The Spanish bank made the announcement during the inaugural edition of Houston Energy & Climate Week, an event sponsored by BBVA in Texas.

“America has a unique opportunity to lead the transition to a more sustainable global economy. Complementing and closely integrated with our operations in New York, the Houston representative office— the world’s energy transition capital—will play a key role in our sustainability strategy,” said Álvaro Aguilar, BBVA’s head of strategic projects in the U.S.

BBVA’s sustainability strategy in the U.S. focuses on supporting companies in the energy sector and those promoting sustainable development. This includes traditional renewable technologies, such as wind and solar, as well as emerging cleantech solutions. The strategy also involves assisting companies in transforming their business models toward more sustainable alternatives through financing and advisory solutions.

These initiatives will contribute to BBVA’s global goal of mobilizing $331.8 billion in sustainable business between 2018 and 2025, of which $278.7 billion had already been mobilized by June 2024.

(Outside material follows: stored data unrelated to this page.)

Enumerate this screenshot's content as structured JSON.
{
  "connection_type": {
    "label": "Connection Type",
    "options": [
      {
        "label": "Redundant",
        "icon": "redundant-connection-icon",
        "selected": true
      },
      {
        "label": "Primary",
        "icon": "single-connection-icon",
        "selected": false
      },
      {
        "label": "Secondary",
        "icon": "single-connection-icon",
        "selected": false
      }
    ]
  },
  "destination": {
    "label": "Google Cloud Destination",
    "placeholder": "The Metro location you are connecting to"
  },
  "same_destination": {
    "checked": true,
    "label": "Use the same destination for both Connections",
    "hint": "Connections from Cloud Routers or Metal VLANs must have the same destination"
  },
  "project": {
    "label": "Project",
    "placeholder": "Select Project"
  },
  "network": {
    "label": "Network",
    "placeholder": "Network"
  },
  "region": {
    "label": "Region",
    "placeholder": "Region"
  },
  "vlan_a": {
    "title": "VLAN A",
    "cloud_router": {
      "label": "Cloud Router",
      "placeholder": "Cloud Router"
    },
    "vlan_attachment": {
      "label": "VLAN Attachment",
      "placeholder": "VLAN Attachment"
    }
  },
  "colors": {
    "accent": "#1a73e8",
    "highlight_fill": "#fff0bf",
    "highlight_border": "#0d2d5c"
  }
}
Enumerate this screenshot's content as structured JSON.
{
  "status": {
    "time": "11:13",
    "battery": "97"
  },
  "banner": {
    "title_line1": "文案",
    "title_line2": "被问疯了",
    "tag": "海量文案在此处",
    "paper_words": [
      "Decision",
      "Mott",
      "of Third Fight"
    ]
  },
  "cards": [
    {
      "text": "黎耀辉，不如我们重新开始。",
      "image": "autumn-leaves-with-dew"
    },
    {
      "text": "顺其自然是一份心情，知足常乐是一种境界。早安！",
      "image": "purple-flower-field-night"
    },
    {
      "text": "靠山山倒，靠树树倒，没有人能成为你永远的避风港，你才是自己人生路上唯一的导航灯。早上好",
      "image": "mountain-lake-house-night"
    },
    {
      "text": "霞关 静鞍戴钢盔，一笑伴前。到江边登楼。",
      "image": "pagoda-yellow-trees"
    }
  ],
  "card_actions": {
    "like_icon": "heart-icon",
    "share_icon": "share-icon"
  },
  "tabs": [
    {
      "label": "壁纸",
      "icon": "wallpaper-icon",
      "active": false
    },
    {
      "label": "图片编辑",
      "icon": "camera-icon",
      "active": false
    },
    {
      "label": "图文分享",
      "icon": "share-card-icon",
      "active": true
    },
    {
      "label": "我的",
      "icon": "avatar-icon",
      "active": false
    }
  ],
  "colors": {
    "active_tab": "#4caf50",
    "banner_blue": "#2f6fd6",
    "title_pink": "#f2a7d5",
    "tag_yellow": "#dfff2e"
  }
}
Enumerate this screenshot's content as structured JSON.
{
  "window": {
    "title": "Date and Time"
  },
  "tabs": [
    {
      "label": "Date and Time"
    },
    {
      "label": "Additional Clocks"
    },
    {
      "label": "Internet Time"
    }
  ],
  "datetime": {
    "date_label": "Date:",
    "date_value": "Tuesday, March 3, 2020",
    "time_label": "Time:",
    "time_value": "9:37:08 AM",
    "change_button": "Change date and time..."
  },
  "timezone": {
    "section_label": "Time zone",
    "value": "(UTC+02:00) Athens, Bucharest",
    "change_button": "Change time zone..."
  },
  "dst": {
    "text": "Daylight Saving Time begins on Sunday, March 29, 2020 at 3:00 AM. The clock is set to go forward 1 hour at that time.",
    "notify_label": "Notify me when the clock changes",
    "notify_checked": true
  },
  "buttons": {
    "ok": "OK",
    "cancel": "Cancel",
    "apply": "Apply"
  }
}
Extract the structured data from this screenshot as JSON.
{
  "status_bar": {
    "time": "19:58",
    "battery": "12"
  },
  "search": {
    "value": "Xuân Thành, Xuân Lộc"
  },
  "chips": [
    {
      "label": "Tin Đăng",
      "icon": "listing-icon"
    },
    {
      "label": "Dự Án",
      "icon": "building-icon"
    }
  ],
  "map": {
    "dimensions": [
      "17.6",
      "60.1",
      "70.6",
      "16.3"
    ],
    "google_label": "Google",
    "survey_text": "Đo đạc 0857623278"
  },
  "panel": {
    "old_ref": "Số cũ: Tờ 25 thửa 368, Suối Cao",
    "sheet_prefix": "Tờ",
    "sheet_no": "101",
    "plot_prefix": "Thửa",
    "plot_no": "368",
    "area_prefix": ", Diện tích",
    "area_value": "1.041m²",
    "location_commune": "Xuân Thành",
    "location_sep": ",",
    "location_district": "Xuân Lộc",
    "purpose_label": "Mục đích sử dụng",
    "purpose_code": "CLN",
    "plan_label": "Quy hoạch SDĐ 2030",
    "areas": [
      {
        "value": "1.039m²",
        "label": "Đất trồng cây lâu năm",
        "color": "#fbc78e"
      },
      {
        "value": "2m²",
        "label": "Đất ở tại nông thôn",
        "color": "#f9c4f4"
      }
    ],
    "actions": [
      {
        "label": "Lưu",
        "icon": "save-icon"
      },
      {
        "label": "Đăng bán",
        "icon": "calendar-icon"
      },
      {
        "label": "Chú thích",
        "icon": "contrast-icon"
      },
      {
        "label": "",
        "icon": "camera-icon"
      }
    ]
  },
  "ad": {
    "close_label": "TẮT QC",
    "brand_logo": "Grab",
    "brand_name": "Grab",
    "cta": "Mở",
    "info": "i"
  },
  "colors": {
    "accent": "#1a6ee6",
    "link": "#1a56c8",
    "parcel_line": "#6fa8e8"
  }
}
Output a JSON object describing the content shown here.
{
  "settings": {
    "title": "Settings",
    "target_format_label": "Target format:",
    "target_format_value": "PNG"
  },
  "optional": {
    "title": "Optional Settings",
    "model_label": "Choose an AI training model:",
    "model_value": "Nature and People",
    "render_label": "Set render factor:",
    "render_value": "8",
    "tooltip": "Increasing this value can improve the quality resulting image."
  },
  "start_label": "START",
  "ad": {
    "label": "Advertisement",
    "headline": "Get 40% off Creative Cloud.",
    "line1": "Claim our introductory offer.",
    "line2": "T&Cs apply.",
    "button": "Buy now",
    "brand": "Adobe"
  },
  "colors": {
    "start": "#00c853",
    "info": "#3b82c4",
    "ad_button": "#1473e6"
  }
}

The new BBVA office in Houston joins the bank’s existing teams specializing in cleantech financing, which are based in New York, London, and Madrid.

With its historic leadership in the energy sector, and home to over 4,700 energy-related companies, Houston is positioning itself as the global capital of the energy transition. The city is a leading hub for companies pioneering decarbonization solutions.

Additionally, Houston was recently selected as the base for BBVA Mexico’s nearshoring unit, and BBVA Mexico’s U.S. branch is already operating from Houston. By the end of 2025, BBVA’s Houston office is expected to employ approximately 100 people, making it a key growth center for the bank.